Thermodynamic Analysis of Protegrin-1 insertion and Permeation through a Lipid Bilayer

Abstract

The molecular dynamics (MD) simulations are used to study the pathway for the insertion of the cationic antimicrobial peptide protegrin-1, (PG1) into anionic POPG and neutral POPE lipid bilayers at 310 K. We calculate the potential of mean force (PMF) during transfer of protein from the bulk of aqueous phase to the transmembrane (TM) configuration using the the adaptive-biasing-force method which is implemented as a part of the collective Variables Module of NAMD. We find that the PMF has two energy minima and one potential barrier. One minimum corresponds to full insertion TM configuration. The second PMF minimum corresponds for adsorption to the membrane surface.
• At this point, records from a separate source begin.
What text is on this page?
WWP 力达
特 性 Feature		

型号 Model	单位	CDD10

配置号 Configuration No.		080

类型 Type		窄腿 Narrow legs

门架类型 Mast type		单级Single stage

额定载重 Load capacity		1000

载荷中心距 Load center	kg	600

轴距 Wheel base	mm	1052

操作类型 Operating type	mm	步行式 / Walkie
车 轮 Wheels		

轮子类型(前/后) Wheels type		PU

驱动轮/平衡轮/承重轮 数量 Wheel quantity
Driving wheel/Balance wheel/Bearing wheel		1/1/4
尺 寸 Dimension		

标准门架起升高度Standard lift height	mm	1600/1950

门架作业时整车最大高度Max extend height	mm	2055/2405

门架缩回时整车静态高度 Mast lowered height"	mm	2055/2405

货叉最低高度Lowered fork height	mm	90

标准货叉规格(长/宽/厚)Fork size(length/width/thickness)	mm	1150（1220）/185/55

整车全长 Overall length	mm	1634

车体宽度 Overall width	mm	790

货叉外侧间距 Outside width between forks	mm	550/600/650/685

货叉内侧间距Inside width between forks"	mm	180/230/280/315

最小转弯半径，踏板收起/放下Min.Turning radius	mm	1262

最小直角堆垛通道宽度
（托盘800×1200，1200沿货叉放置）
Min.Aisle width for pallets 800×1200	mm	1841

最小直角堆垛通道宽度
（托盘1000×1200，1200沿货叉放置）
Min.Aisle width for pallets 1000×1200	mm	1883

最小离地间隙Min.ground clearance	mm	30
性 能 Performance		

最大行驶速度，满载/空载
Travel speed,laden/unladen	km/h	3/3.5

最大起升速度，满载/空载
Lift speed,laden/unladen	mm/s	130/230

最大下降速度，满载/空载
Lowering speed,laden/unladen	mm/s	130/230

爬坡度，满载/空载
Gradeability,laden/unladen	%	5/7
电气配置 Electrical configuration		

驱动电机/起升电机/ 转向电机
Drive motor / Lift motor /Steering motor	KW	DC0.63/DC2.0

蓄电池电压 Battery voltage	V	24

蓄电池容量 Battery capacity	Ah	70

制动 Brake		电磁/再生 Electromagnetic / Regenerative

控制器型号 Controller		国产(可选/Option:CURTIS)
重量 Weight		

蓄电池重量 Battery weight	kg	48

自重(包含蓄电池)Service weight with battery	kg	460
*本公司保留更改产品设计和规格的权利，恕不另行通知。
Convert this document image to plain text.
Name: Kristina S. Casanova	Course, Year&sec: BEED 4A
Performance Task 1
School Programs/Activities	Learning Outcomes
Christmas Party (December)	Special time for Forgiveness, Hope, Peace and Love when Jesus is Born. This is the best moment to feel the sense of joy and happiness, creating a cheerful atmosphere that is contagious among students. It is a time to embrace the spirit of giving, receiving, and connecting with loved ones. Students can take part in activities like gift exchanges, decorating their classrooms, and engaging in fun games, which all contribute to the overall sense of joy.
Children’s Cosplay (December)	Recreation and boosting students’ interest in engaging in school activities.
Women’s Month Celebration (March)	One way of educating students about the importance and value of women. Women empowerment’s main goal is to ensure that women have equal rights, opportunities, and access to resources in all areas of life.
The PMF exposes the existence of the potential barrier for the insertion process.Using Langevin equation for Kramers theory and generalized Langevin equation for Grote-Hynes theory we calculated the transmission coefficient for PG1 diffusion through the potential barrier. We focus on use of the PMF and time correlation function of the fluctuation instantaneous force to calculate the rate constants for insertion of PG1 into the POPG and POPE membranes. The influence of the activation free energy barrier to the dynamic of the insertion and permeation for peptides through the membranes are discussed.